Incarner un expert en assurance dans un jeu d’enquête, sur un bateau au début du XIXème siècle, porté par des graphismes monochromes, c’est super vendeur, non ?
Sorti sur PC l’an passé, j’ai profité de son adaptation consoles, et notamment Switch, pour découvrir enfin le tant acclamé Return of the Obra Dinn. Il s’agit ici du nouveau jeu de Lucas Pope, à qui on doit le déjà très acclamé Papers, Please (auquel, perso, je n’ai pas accroché). On y incarne un inspecteur en assurance de la Compagnie Britannique des Indes Orientales, chargé d’enquêter sur le mystère qui entoure l’Obra Dinn. Ce navire marchand disparu en 1803, est en effet réapparu comme par magie quatre ans plus tard, en 1807, avec semble-t-il aucun survivant parmi les 60 membres d’équipage embarqués. Mais que s’est-il passé ? C’est à vous de le découvrir…
Pour ce faire, vous ne pourrez compter que sur un curieux manifeste de bord, pratiquement vierge, et sur une non moins étrange montre gousset, capable de remonter le temps. Le précieux carnet est composé d’un plan du navire, de la liste des personnes à bord et d’un croquis, véritable photo de famille de toutes les personnes embarquées. Le reste des pages est vierge, et se remplira au fil de vos découvertes.
La montre gousset quant à elle, est capable, en présence d’un cadavre, de remonter le temps pour illustrer en trois dimensions, le dernier instant du défunt. Et j’insiste sur le singulier, car c’est vraiment l’instant T de son dernier souffle. Une photographie en trois dimensions, dans laquelle vous allez pouvoir vous déplacer pour observer et analyser le moindre détail de la scène. Ainsi, en découvrant de nouveaux cadavres, vous pourrez passer d’une séquence à une autre, jusqu’à retracer l’intégralité des événements qui auront provoqué la fin de l’Obra Dinn.

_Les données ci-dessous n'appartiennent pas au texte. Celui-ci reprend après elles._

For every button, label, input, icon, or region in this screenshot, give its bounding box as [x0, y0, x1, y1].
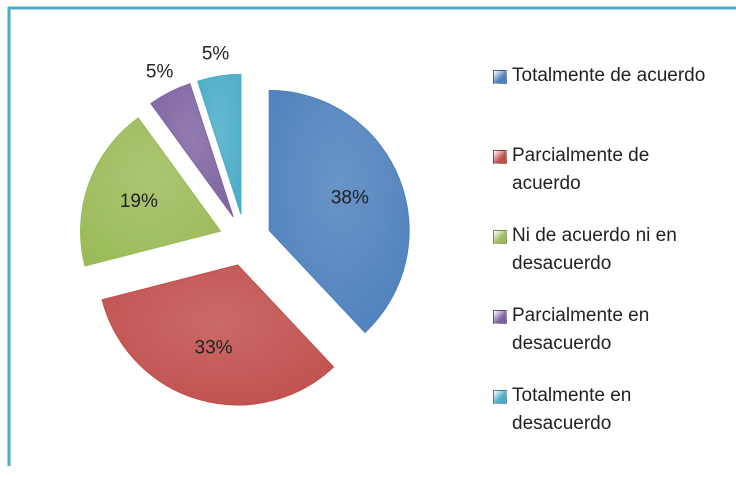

Toutefois, si retracer ces événements s’avèrera finalement plutôt simple, la véritable difficulté va être de définir l’identité de chacun, quel fut leur destin et qui le provoqua. Car c’est de ces déductions que découleront les assurances qui seront versées à leurs familles respectives. Pour certains d’entre eux, ce n’est pas bien compliqué. Au fil des séquences, vous récolterez des informations précieuses, et toutes les trois déductions correctes, le jeu vous en informera et vous confortera donc dans celles-ci. Bref, vous avancerez bon train jusqu’à ce que le matelot vous ayant amené jusqu’au navire en barque, vous enjoint à rentrer pour cause d’avis de tempête. Si vous n’avez jamais rien lu sur ce jeu (et donc, ne lisez pas ces lignes), vous découvrirez ainsi que votre premier run vient de se terminer, brusquement, et que vos piètres résultats n’ont pas de quoi vous rendre fier.
C’est là, au début de votre 2ème run, que vous comprenez que l’unique observation des scènes ne vous amènera pas bien loin. Pour relever ce défi, il va falloir davantage faire jouer vos méninges, voire prendre des notes ; ce qui parait aberrant pour un jeu vidéo en 2019 (ou 2018 pour la version PC). Vous devrez faire des déductions en associant la liste des membres d’équipage au croquis, étudier la chronologie des événements sur la carte du navire, faire plus attention aux détails, aux accessoires, aux vêtements, à qui occupe quelle cabine, etc. Pour chacune des scènes que vous allez découvrir, le sujet principal (la victime), devient presque secondaire.
Return of the Obra Dinn s’avère être un jeu diablement original, de par ses sublimes graphismes monochromes 1-bit qui rappellera aux plus anciens d’entre nous, nos vieux jeux sur disquettes 5 ¼ pouces, mais aussi par ses mécaniques et la réflexion qu’il nous pousse à avoir pour avancer. Le seul reproche que je pourrais lui faire, c’est son principe de validation toutes les trois déductions, certes vital pour progresser, mais qui peut parfois nous tenter à quelques propositions hasardeuses. Une franche réussite, qui ne plaira toutefois sans doute pas à tout le monde (j’en connais au moins un qui est allergique aux enquêtes maritimes).